The team was named Rockets, with the "rocket" logo of the "Ringsby Rocket" trucking lines and its Halloween colors of orange and black.

Donald didn’t know a truck tire from a point guard, so he hired Dick Eicher — who had been an All-American player at Eastern Washington, a veteran in World War II and a player in Denver for a highly-respected amateur team (and much later he would become a Coors executive) — as general manager.  Bob Bass, who had coached at Oklahoma Baptist for 15 seasons and ultimately led the school to the NAIA national title, was named Rockets head coach.

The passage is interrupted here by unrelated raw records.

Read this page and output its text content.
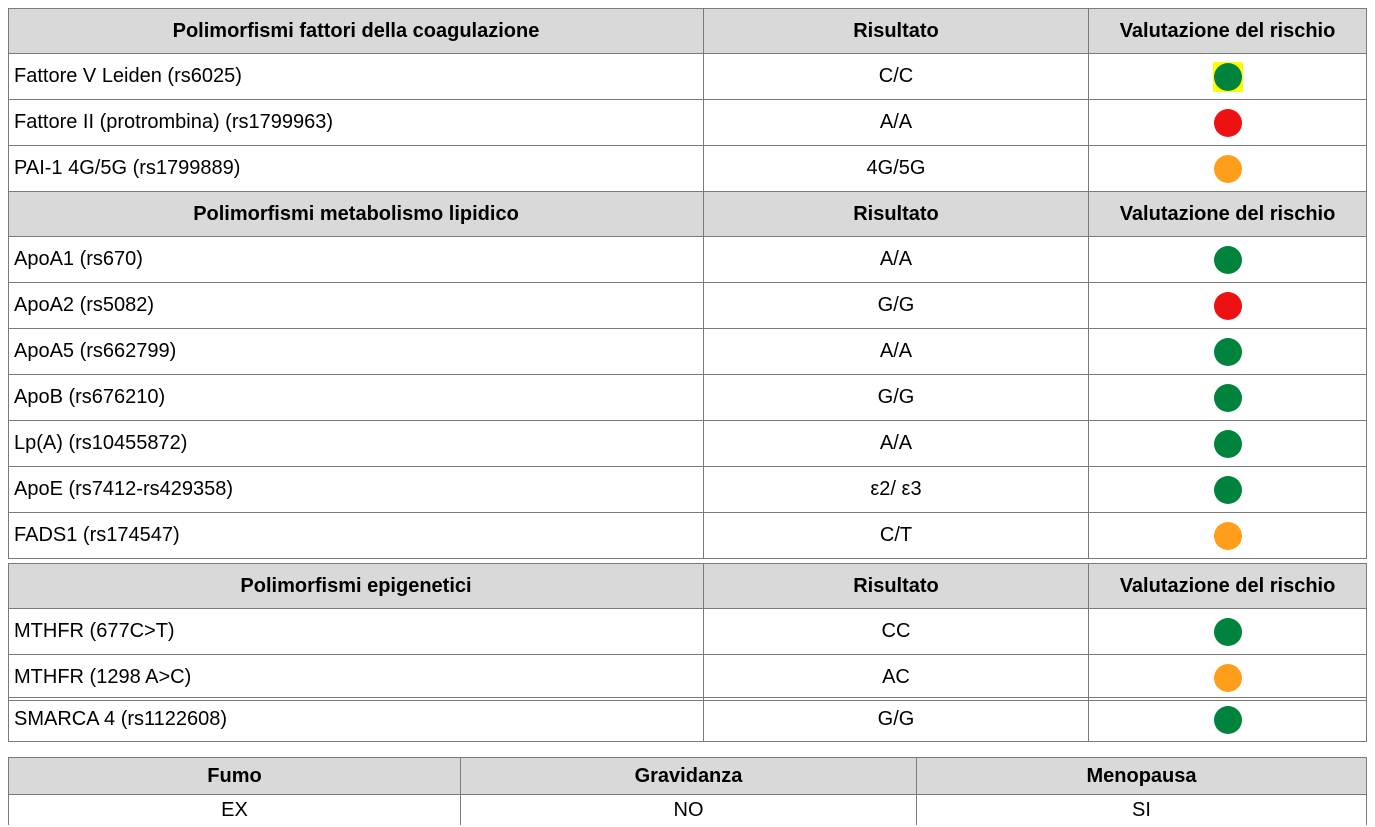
Polimorfismi fattori della coagulazione	Risultato	Valutazione del rischio
Fattore V Leiden (rs6025)	C/C	
Fattore II (protrombina) (rs1799963)	A/A	
PAI-1 4G/5G (rs1799889)	4G/5G	
Polimorfismi metabolismo lipidico	Risultato	Valutazione del rischio
ApoA1 (rs670)	A/A	
ApoA2 (rs5082)	G/G	
ApoA5 (rs662799)	A/A	
ApoB (rs676210)	G/G	
Lp(A) (rs10455872)	A/A	
ApoE (rs7412-rs429358)	ε2/ ε3	
FADS1 (rs174547)	C/T	
Polimorfismi epigenetici	Risultato	Valutazione del rischio
MTHFR (677C>T)	CC	
MTHFR (1298 A>C)	AC	
SMARCA 4 (rs1122608)	G/G	
Fumo	Gravidanza	Menopausa
EX	NO	SI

The team’s first draft pick was a guard from Southern Illinois. But Walt Frazier, maybe you’ve heard of him, chose the NBA, and the Rockets’ first signing was University of Denver center Byron Beck.

The Rockets won their first game, 110-105, over the Anaheim Amigos at the Auditorium Arena before an audience of 2,750 and would finish third in the Western Conference with a good 45-33 record, which, unfortunately, wasn’t good enough for the postseason.

I began covering the ABA in 1970, and saw my first Rockets game in Denver that season when they played the Memphis Pros.

Pro basketball had returned to Denver in 1967, and the team, whose name was changed in 1974 to Nuggets, joined in the merger with the NBA.

Basketball had been around the city, though, for decades.

The Denver Safeway Pigs were founded in 1932 as a local amateur team and became a member of the Missouri Valley Amateur League from 1935-1940. In 1939 the team’s nickname was changed, thankfully, to Nuggets. But the Nuggets moved to another league and became the, get this, Ambrose Jellymakers.

Meanwhile, the Basketball Association of America was born the same year I was – 1946.

The BAA’s opposition, the National Basketball League, awarded a team to Denver in 1948, and the Nuggets became the first professional team in the state and the first pro basketball team west of St. Louis.

The Nuggets were last in the West Division.

The following season the two leagues united to become the National Basketball Association of America (or NBA), and the Nuggets were included in the amalgamation. And, again, they were last in a league with three divisions.

The Nuggets became defunct.

And Denver became the No. 1 city in the country for amateur play and national tournaments.

Until 1967.

Now, the celebration of 50 years, just like the album "Sgt. Pepper’s Lonely Hearts Club Band’."  But the Beatles and the Nuggets existed before then.